Album Review: Wage War – ‘STIGMA’

Posted: by The Editor

At a certain point, the metalcore bands of the early-to-mid-2010s all decided there were only two viable routes if they planned to continue existing after about 2015: go full-on radio-rock or go full-on nu-metal. Wage War, a five-piece metalcore band from Ocala, FL, approaches this conundrum with an interesting perspective on their fifth LP: why not both? As a result, STIGMA ends up feeling confusing and disjointed; rather than offering something for everyone, there’s little here to satisfy longtime fans or to entice new listeners.

The band has said that “HAPPY HUNTING” was their first step into this new industrial direction; it was not an auspicious start. It blends dance beats with a half-chanted, half-growled cadence from Briton Bond, making for a jarring combination. It doesn’t help that Bond’s voice is pitched extremely low, a frequent occurrence throughout STIGMA; the intention is, presumably, to sound more sinister, keeping in line with the album’s darker industrial sound, but he comes off sounding like a parody of YouTube metal-rap artist Corpse. Nearly a third of the songs on STIGMA employ this technique, and it is unsuccessful every time; it derails the otherwise engaging chorus of “SELF SACRIFICE,” a song that does deftly deploy industrial elements into the band’s metalcore sound and easily ranks among their best.

It’s never more egregious than on single “NAIL5,” on which he raps the chorus in his ghoulishly down-tuned voice. It is, to Wage War’s credit, the song that comes closest to answering the question that served as their thesis statement for STIGMA: “What would all of those ’90s industrial nu metal bands sound like in 2024?” Unfortunately, it also serves as a reminder as to why those bands are no longer making music in 2024. Bond’s rapping is unfortunate, and Cody Quistad’s brief turn at the mic during the song’s first verse fares no better.

“IN MY BLOOD” is a perfect down-the-middle blend of Sirius Octane radio rock and Warped Tour metal, with a few electronic glitches thrown into its intro for good measure. Similarly, isolate Quistad’s vocals in the chorus of the atmospheric “BLUR” and you’d think you’re listening to a Top 40 hit. There are ways to integrate pop into metalcore successfully, but the song feels too unsure of itself to commit to either the tunefulness of its hook or the brutality of its breakdown. “HELLBENT” opens with a plaintive guitar line that would feel at home on an Imagine Dragons song before launching into a creaky hard rock riff; other songs forgo the metal almost altogether, although rarely to much more inspired results.

The album’s finale “IS THIS HOW IT ENDS” is memorable with its stratospheric chorus and cinematic production but relies too heavily on the dissonance between that openness and the requisite Bond vocal cameo in the bridge; it could be an interesting choice to hinge an album closer on that sort of unresolved tension, but after about two lines Bond fades away as quickly as he popped up.

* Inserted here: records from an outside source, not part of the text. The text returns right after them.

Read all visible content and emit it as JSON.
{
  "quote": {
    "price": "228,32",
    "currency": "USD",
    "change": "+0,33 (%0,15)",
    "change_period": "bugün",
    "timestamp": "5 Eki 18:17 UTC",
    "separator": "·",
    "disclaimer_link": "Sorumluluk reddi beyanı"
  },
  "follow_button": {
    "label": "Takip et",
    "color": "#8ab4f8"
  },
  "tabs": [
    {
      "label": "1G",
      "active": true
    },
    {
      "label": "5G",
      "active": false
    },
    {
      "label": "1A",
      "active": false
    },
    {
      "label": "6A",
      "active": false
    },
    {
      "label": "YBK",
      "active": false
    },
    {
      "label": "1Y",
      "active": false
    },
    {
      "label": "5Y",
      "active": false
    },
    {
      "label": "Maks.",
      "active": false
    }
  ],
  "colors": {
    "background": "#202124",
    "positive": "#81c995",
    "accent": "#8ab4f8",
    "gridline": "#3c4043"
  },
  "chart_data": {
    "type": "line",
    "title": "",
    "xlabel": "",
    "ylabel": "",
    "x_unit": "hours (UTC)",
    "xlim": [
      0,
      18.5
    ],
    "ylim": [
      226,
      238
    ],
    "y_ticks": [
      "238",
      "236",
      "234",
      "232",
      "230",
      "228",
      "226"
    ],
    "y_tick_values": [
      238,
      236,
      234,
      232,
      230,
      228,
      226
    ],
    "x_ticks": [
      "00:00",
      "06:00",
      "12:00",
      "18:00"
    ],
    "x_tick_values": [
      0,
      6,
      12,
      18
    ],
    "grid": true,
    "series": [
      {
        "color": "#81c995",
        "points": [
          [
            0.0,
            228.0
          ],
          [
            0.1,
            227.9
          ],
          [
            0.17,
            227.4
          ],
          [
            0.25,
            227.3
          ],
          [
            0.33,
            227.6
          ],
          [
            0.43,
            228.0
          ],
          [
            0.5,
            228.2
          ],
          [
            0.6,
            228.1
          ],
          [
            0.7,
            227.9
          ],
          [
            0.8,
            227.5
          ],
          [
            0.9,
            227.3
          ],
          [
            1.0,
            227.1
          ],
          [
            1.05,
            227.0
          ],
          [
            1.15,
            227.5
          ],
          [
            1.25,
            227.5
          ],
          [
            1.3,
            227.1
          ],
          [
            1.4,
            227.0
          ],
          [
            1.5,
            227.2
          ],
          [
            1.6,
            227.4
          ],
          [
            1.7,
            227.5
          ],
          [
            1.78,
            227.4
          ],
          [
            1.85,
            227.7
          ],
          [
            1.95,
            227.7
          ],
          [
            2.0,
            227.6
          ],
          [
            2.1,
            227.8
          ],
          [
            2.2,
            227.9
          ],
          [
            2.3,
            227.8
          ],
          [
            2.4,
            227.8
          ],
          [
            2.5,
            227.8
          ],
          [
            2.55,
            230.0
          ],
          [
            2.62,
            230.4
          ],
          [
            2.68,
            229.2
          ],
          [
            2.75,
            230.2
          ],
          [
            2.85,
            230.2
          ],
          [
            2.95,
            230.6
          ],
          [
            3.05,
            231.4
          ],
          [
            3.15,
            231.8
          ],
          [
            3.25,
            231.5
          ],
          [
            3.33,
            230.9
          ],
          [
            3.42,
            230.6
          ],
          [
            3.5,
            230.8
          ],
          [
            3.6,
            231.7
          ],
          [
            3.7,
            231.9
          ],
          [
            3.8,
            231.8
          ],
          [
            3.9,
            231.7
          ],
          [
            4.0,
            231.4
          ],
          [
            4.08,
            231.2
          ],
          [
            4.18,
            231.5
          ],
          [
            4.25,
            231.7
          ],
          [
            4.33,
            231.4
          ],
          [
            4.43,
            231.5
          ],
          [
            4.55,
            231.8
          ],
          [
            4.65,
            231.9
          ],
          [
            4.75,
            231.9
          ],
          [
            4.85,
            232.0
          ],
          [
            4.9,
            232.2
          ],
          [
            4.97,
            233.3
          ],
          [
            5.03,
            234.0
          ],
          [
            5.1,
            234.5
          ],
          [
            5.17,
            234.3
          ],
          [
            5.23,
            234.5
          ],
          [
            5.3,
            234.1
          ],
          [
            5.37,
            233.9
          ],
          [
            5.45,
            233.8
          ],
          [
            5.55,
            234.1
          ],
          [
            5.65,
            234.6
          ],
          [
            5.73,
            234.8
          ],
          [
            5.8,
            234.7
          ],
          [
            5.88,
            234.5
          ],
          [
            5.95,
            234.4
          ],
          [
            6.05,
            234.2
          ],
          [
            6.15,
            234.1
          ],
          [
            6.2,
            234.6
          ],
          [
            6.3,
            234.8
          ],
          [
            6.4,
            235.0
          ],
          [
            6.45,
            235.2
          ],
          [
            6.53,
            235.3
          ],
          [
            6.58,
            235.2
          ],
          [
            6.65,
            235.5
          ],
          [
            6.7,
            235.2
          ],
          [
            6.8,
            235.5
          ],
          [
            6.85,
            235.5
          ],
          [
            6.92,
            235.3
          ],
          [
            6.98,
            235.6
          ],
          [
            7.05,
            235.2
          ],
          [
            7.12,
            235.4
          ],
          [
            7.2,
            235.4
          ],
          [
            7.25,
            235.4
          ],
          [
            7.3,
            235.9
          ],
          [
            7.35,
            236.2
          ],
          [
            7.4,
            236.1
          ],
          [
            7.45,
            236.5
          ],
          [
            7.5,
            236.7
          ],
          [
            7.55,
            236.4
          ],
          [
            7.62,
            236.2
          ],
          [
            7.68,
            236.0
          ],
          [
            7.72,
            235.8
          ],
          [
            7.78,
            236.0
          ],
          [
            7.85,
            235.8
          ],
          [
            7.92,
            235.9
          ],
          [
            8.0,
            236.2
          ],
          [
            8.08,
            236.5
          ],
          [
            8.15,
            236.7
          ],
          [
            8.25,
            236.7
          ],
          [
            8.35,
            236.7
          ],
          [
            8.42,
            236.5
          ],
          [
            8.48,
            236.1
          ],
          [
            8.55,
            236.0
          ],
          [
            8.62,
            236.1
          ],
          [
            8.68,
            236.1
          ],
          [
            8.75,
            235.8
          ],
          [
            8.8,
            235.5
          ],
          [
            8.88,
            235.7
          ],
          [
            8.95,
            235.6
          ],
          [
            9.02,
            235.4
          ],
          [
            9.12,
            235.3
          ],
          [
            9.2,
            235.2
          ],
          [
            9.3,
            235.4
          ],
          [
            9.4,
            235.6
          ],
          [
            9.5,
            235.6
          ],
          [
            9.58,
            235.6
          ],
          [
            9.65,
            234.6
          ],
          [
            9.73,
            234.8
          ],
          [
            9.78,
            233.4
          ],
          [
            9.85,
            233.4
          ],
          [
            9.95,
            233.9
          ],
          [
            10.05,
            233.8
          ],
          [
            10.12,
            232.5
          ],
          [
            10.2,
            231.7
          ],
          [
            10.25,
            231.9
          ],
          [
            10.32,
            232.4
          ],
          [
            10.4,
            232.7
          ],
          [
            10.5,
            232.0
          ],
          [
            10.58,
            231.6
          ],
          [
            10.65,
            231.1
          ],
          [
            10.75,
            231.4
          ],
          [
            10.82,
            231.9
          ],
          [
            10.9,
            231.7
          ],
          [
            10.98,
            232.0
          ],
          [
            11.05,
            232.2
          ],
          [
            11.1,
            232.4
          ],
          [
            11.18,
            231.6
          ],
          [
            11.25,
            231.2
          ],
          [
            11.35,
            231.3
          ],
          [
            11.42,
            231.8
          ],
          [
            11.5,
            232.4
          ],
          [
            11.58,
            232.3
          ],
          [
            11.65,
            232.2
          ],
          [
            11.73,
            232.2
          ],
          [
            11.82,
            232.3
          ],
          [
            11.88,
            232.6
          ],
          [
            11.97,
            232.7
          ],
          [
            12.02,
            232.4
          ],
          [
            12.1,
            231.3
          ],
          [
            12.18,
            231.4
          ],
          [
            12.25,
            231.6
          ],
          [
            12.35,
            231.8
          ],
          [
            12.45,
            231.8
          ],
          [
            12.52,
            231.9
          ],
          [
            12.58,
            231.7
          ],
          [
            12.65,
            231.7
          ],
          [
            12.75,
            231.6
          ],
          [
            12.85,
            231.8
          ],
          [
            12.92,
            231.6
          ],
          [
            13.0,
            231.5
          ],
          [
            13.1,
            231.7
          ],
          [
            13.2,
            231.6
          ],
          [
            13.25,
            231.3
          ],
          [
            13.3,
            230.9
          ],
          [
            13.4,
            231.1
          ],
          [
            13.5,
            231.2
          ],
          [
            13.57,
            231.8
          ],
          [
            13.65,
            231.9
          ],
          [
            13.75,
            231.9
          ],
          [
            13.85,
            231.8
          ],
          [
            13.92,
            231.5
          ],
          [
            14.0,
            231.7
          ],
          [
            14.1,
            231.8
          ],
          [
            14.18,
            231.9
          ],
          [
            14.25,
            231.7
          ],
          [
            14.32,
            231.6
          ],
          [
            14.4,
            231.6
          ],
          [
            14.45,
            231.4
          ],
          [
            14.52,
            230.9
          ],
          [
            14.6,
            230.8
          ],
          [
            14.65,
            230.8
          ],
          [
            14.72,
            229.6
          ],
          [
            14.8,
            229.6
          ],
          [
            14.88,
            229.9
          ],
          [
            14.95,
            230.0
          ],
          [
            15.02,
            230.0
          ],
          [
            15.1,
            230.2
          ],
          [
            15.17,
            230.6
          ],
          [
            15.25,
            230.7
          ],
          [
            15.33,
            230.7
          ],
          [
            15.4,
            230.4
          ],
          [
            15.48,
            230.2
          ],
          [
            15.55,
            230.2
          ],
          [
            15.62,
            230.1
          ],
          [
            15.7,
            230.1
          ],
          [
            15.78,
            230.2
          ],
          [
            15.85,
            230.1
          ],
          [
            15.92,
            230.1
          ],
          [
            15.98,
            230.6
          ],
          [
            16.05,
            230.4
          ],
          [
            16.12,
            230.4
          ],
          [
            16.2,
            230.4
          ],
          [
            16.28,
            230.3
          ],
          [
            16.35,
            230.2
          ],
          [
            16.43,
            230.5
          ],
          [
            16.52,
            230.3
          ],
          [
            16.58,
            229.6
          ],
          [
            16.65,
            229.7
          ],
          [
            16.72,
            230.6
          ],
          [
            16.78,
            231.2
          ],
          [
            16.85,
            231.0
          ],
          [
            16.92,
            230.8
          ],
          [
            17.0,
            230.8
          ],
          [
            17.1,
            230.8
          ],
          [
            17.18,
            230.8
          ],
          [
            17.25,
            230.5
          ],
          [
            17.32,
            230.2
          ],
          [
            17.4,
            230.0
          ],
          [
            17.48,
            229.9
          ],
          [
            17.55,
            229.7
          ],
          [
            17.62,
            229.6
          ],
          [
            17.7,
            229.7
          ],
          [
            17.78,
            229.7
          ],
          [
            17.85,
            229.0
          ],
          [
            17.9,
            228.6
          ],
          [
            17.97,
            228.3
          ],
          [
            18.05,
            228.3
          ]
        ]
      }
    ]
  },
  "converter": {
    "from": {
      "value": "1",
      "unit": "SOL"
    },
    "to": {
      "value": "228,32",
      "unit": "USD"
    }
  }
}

Lead single “MAGNETIC,” too, only ever treats him like an accent, allowing him to croak out a mosh call before thrusting Quistad back into the spotlight for the song’s final chorus. While, as ever, his vocal runs are impressive and his melodies are catchy, the song feels too formulaic, too predictable, to hit the way it’s supposed to; that last chorus is telegraphed from the start, the keys dripping in added right on cue to hit you in the heartstrings. Admittedly, at least there’s something to be said for the band knowing exactly how they want you to feel listening to “MAGNETIC.” The same can’t be said for most of STIGMA. It doesn’t sound like Wage War knows whether or not they want you throwing fists in the pit or throwing up your white lighters; they’re stuck between two modes, stuck staring at two potential paths forward, and what they’ve settled on is the least compelling version of themselves.

Disappointing / Average / Good / Great / Phenomenal

Stigma is out Friday on Fearless Records.